Avec brume à couper au couteau envahissant les hautes terres et dissimulant les petits lapins, avec maisons de pêcheurs alignées mais toutes dissemblables, avec pub et litres de whisky (garanti 42 years old) et kilolitres de pintes, avec fiddle et violoneux fous, avec autochtones chaleureux, généreux, et aussi chaleureusement pingres quand il s’agit de récupérer un magot, avec accent à couper au couteau et roulements de R plus que roulés (« differrrrrent »), avec colonie de dénommés Mac (et parmi eux, un révérend africain et un juif new-yorkais, délégué par sa compagnie pétrolière et qui finira plus écossais que les Ecossais), et aussi une plage magnifique, pleine de coquillages et de crustacés, et de phoques, presque méditerranéenne sous ces latitudes nordiques …
(Je me souviens effectivement, encore plus au Nord, dans l’archipel des Shetlands, au sud de l’île principale, d’une plage magnifique, un paradis solaire à l’été polynésien, l’effet Gulf Stream peut-être, la preuve que le soleil passe au nord, avec des phoques à proximité, des myriades d’oiseaux marins, et à la tombée de la nuit, en regardant bien, des hiboux blancs.)
Il y a aussi des pluies d’étoiles filantes, des aurores boréales – et c’est beau.

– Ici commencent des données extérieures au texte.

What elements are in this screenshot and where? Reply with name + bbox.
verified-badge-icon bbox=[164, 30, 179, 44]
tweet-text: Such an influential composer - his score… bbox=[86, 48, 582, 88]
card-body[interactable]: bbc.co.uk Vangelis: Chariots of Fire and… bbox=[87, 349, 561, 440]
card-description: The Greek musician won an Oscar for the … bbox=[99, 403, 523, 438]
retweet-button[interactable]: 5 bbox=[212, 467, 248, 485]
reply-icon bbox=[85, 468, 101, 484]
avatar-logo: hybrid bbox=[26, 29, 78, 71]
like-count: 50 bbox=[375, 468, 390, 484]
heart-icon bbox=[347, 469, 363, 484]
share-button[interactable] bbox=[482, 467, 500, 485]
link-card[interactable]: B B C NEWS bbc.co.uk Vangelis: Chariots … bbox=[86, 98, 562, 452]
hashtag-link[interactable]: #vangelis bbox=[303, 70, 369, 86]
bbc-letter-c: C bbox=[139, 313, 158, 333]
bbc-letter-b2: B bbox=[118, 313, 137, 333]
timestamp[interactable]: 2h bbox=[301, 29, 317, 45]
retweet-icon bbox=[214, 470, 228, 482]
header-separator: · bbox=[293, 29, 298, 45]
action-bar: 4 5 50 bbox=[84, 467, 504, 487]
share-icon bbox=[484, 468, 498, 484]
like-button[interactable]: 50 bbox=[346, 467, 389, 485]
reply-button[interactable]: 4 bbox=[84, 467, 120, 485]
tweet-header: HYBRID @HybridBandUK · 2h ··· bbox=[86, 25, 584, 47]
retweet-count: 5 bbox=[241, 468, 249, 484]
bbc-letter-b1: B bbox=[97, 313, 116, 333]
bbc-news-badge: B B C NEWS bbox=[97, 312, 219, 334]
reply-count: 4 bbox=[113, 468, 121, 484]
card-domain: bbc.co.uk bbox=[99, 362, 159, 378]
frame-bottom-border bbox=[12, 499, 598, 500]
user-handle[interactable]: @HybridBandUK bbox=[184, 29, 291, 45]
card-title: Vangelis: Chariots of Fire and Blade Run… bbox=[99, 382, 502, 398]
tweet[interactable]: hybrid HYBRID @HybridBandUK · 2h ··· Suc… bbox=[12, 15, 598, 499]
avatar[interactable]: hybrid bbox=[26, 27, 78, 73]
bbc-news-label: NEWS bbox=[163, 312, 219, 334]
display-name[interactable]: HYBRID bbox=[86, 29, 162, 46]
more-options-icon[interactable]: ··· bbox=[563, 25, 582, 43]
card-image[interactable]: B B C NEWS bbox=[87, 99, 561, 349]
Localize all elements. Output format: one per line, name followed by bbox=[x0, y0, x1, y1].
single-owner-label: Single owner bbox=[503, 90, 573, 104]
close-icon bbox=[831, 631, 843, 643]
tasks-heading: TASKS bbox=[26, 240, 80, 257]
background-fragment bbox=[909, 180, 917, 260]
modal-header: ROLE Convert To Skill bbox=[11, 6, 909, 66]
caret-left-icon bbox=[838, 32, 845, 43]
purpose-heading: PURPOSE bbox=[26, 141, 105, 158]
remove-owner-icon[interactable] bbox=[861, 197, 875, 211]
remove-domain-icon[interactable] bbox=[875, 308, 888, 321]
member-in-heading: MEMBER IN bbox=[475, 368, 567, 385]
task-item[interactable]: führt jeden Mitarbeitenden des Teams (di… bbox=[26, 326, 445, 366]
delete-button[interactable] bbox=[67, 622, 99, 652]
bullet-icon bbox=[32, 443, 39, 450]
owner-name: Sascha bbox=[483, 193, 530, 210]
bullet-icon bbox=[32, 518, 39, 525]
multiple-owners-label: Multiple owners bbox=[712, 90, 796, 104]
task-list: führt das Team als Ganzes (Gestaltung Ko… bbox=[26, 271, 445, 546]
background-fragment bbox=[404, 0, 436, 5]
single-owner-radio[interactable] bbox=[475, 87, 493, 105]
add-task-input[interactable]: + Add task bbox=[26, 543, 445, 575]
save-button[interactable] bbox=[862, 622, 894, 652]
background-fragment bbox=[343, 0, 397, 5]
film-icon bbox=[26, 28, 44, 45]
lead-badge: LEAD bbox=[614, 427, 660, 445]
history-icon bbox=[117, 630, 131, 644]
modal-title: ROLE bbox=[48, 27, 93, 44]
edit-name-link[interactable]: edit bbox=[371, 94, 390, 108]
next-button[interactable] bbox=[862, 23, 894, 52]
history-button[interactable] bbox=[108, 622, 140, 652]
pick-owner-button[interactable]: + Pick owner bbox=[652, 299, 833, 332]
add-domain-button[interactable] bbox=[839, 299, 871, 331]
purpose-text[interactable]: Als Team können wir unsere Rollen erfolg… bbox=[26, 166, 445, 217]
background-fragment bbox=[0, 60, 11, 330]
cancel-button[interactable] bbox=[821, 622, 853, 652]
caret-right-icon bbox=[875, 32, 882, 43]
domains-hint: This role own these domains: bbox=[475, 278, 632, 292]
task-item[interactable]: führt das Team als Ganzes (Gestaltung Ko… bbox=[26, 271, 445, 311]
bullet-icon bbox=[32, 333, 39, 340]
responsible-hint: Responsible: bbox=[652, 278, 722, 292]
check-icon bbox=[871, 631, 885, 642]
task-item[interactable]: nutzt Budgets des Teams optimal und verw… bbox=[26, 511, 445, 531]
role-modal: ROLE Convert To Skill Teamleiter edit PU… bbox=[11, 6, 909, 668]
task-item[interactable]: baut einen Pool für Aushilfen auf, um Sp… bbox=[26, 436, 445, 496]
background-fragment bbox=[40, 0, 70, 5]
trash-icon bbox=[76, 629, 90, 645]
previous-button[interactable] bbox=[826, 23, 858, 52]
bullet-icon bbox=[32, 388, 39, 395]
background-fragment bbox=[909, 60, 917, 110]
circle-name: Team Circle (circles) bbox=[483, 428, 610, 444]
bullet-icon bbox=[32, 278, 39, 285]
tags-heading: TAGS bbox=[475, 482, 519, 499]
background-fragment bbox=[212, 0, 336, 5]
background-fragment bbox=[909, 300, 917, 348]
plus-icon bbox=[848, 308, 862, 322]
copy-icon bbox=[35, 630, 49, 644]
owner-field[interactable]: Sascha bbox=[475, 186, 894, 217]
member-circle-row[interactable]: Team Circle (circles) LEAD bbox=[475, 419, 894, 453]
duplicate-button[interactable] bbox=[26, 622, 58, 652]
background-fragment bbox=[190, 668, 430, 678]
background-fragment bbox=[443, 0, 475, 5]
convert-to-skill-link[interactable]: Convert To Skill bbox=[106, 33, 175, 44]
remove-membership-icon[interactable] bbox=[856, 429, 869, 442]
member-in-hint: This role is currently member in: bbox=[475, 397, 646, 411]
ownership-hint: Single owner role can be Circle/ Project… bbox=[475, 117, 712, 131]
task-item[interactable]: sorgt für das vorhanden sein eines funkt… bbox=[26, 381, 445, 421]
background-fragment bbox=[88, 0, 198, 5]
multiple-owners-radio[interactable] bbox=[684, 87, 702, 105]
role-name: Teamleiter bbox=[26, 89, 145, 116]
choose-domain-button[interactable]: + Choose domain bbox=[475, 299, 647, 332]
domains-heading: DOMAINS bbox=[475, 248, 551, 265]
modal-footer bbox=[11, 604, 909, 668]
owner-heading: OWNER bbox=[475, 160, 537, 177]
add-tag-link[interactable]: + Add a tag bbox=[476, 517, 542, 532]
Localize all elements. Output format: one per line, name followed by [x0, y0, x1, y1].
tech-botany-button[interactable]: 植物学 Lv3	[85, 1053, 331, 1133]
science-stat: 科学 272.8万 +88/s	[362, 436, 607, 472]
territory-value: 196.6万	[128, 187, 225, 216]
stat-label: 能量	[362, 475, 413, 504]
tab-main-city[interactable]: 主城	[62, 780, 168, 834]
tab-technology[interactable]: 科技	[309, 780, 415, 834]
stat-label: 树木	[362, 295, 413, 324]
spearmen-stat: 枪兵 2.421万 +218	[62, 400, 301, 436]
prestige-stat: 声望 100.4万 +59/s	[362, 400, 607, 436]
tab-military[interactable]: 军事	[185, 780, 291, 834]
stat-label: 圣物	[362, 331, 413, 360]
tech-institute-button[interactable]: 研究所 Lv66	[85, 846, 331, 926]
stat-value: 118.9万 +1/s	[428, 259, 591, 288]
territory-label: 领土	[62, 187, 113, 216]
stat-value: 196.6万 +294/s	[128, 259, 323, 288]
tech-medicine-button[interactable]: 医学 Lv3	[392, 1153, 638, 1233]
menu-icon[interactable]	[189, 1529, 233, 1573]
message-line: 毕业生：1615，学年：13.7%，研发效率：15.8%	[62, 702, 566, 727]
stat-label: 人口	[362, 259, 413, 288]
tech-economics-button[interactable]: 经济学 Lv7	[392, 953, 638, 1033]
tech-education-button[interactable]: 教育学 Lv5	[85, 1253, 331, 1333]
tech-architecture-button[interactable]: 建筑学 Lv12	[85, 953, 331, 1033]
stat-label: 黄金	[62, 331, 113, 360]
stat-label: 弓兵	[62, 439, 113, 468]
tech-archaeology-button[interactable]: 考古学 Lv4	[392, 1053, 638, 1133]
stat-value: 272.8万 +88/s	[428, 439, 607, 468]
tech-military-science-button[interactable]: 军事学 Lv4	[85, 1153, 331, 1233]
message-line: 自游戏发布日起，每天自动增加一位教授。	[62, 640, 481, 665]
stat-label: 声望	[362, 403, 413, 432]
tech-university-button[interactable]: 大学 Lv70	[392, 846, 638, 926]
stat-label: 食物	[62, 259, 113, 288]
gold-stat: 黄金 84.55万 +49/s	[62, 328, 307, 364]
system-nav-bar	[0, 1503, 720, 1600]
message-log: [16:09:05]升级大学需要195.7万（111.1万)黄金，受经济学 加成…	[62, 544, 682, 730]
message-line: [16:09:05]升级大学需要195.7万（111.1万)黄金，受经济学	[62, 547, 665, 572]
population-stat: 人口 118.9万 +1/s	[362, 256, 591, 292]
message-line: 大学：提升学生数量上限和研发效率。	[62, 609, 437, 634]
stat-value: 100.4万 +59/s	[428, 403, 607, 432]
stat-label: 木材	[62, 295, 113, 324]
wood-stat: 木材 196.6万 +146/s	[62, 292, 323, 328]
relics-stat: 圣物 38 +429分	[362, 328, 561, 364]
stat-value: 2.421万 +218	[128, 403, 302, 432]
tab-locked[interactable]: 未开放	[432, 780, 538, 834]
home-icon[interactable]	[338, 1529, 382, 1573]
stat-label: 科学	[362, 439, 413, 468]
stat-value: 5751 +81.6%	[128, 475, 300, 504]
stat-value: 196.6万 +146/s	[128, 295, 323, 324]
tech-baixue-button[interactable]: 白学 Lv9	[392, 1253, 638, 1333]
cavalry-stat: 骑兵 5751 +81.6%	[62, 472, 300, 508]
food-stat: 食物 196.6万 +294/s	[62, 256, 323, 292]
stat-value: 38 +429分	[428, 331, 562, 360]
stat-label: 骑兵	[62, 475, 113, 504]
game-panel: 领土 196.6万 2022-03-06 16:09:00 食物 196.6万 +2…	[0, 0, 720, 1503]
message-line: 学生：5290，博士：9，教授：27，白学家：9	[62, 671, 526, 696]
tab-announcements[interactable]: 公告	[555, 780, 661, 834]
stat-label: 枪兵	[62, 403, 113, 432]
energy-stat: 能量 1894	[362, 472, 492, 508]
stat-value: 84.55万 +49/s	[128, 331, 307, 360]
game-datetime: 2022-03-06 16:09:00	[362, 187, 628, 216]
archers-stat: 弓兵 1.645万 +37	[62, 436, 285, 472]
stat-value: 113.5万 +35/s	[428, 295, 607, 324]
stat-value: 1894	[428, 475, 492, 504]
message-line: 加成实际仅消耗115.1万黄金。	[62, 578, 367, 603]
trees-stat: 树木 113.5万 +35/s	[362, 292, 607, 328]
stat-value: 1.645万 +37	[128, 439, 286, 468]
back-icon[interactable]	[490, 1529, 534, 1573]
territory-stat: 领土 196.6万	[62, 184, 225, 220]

Mais Local Hero, c’est surtout un récit, aussi drôle, irrésistiblement, qu’intelligent. Et presque surréaliste, qu’on en juge,
Une compagnie pétrolière, une multinationale, en quête d’un terminal situé au cœur de l’Ecosse,
Un logeur, à la fois patron de pub, avocat, homme d’affaires (et plus qu’intéressé),
Un lapin, et plus tard (hélas), un civet de lapin,
Un couple de logeurs forniquant comme des lapins,
Le phare rouge d’un hélicoptère transperçant la nuit septentrionale,
Une sirène aux doigts palmés, capable de rallier à la nage les Bahamas depuis une plage écossaise,
Un grand échalas dégingandé en amoureux transi,
Un magnat du pétrole bien plus intéressé par les comètes, les pluies d’étoiles filantes et les aurores polaires que par les investissements de sa propre compagnie,
Un psychanalyste tentant de promouvoir (non sans risque) la thérapie par l’insulte,
Des collectes de pièces pour arroser la cabine téléphonique et permettre les conversations à destination de New York,
Une petite cabine téléphonique d’un rouge minium, en plein centre de la toile marine écossaise (on peut songer à la touche rouge, finalement transformée en bouée et ajoutée par Turner sur une de ces marines, pour un choc de couleurs, bien après la toile de Turner mais bien avant le film de Mike Leigh),
Un préposé (improvisé) à la cabine,
Un motocycliste casqué fonçant régulièrement sur les piétons (sans les voir ?)
Une punkette très rurale,
Tous les habitants du village sortant de l’église, et sortant, et sortant (comme un gag des Marx Brothers), ou regroupés, de front, sur la plage (et là on est plutôt dans le film de zombies – mais très innocents)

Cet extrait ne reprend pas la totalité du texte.